ЯМР-спектрокопию проводили для соединений NCL812, NCL001-NCL230 с использованием стандартных методов в данной области. Перечень данных по ЯМР-спектрокопии представлен в Таблице 46.

ПРИМЕР 12: Способ лечения бактериальной инфекции in vivo путем введения NCL812 или NCL099.

Целью данного исследования было определении эффективности исследуемого Ветеринарного лекарственного препарата, содержащего NCL812 или NCL099., в лечении инфекции кожи у мышей.

Краткое описание модели: Применяемая модельная система на животных должна быть клинически релевантной, экспериментально надежной, приемлемой с этической точки зрения, удобной в осуществлении, и она должна давать надежные и воспроизводимые результаты.
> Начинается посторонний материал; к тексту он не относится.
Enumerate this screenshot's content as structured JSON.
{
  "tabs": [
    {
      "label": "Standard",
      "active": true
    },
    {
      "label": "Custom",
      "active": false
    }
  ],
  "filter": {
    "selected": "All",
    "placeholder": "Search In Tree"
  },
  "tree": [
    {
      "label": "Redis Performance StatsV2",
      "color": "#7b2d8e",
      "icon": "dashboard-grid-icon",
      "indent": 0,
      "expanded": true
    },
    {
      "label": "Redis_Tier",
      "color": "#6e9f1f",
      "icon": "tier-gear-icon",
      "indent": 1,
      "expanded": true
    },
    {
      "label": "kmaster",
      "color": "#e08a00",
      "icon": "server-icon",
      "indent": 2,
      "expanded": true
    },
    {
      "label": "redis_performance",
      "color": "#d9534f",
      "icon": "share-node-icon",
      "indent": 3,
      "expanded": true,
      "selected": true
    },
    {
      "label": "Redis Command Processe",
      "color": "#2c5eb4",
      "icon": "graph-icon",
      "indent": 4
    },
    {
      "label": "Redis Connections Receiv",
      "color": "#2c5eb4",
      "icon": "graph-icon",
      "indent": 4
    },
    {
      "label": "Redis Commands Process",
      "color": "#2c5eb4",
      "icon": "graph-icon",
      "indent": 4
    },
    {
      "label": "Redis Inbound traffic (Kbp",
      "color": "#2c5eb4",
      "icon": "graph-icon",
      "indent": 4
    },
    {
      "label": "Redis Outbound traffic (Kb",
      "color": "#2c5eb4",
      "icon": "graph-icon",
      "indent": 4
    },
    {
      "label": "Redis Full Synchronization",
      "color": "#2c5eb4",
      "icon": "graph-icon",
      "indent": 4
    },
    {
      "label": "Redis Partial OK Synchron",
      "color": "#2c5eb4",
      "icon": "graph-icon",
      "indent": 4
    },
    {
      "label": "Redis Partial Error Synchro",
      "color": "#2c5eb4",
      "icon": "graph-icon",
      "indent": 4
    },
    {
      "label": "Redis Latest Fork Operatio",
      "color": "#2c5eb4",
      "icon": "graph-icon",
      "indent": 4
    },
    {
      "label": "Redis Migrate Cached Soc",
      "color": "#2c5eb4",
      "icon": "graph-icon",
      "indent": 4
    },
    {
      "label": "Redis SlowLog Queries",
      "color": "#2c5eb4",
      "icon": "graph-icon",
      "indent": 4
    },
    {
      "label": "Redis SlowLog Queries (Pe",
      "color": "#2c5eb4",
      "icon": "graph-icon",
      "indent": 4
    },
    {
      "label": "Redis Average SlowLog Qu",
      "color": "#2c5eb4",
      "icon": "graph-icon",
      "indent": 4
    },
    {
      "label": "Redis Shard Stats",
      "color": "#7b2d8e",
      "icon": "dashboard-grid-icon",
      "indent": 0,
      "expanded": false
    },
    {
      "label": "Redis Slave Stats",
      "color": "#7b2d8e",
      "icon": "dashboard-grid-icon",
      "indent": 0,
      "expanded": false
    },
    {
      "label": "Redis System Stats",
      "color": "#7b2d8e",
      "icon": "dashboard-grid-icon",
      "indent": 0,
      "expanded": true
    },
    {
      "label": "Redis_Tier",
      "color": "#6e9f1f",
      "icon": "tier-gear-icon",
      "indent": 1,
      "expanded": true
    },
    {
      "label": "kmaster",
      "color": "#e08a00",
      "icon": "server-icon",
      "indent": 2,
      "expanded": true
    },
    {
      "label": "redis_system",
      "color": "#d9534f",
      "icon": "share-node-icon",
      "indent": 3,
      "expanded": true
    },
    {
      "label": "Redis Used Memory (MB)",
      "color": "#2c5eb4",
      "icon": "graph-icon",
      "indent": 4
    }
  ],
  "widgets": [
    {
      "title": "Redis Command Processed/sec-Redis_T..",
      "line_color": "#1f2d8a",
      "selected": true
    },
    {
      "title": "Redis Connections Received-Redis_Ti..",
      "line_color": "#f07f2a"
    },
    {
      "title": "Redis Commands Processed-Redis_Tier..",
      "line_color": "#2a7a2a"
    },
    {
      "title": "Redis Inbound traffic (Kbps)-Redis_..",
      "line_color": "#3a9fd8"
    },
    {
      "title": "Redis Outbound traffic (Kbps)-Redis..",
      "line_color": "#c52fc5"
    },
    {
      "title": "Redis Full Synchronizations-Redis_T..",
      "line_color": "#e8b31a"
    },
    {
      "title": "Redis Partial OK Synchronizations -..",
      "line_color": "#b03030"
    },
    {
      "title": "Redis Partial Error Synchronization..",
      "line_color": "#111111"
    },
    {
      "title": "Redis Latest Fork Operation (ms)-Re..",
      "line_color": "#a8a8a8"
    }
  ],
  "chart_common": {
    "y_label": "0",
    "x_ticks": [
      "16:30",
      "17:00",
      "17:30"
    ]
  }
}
Описано много моделей на животных для изучения местных инфекций кожи, в том числе модель «кротоновое масло-воспаленная кожа» (Akiyama, Н., Н. Kanzaki, Y. Abe, J. Tada and J. Arata (1994). "Staphylococcus aureus infection on experimental croton oil-inflamed skin in mice." Journal of Dermatological Science 8(1): 1-10), модель «обожженной кожи» (Stieritz, D.D., A. Bondi, D. McDermott and E.B. Michaels (1982). "A burned mouse model to evaluate anti-pseudomonas activity of topical agents." Journal of Antimicrobial Chemotherapy 9(2): 133-140), модель «кожный шов-рана» (McRipley, R.J. and R.R. Whitney (1976). "Characterization and Quantitation of Experimental Surgical-Wound Infections Used to Evaluate Topical Antibacterial Agents." Antimicrobial Agents and Chemotherapy 10(1): 38-44), модель с использованием липкой ленты (Kugelberg, E.,

, Т.К. Petersen, Т. Duvold, D.I. Andersson and D. Hughes (2005). "Establishment of a Superficial Skin Infection Model in Mice by Using Staphylococcus aureus and Streptococcus pyogenes." Antimicrobial Agents and Chemotherapy 49(8): 3435-3441) и метод линейного надреза скальпелем на всю толщину кожи (Guo, Y., R.I. Ramos, J.S. Cho, N.P. Donegan A.L. Cheung and L.S. Miller (2013). "In Vivo Bioluminescence Imaging To Evaluate Systemic and Topical Antibiotics against Community-Acquired Methicillin-Resistant Staphylococcus aureus-lnfected Skin Wounds in Mice." Antimicrobial Agents and Chemotherapy 57(2): 855-863).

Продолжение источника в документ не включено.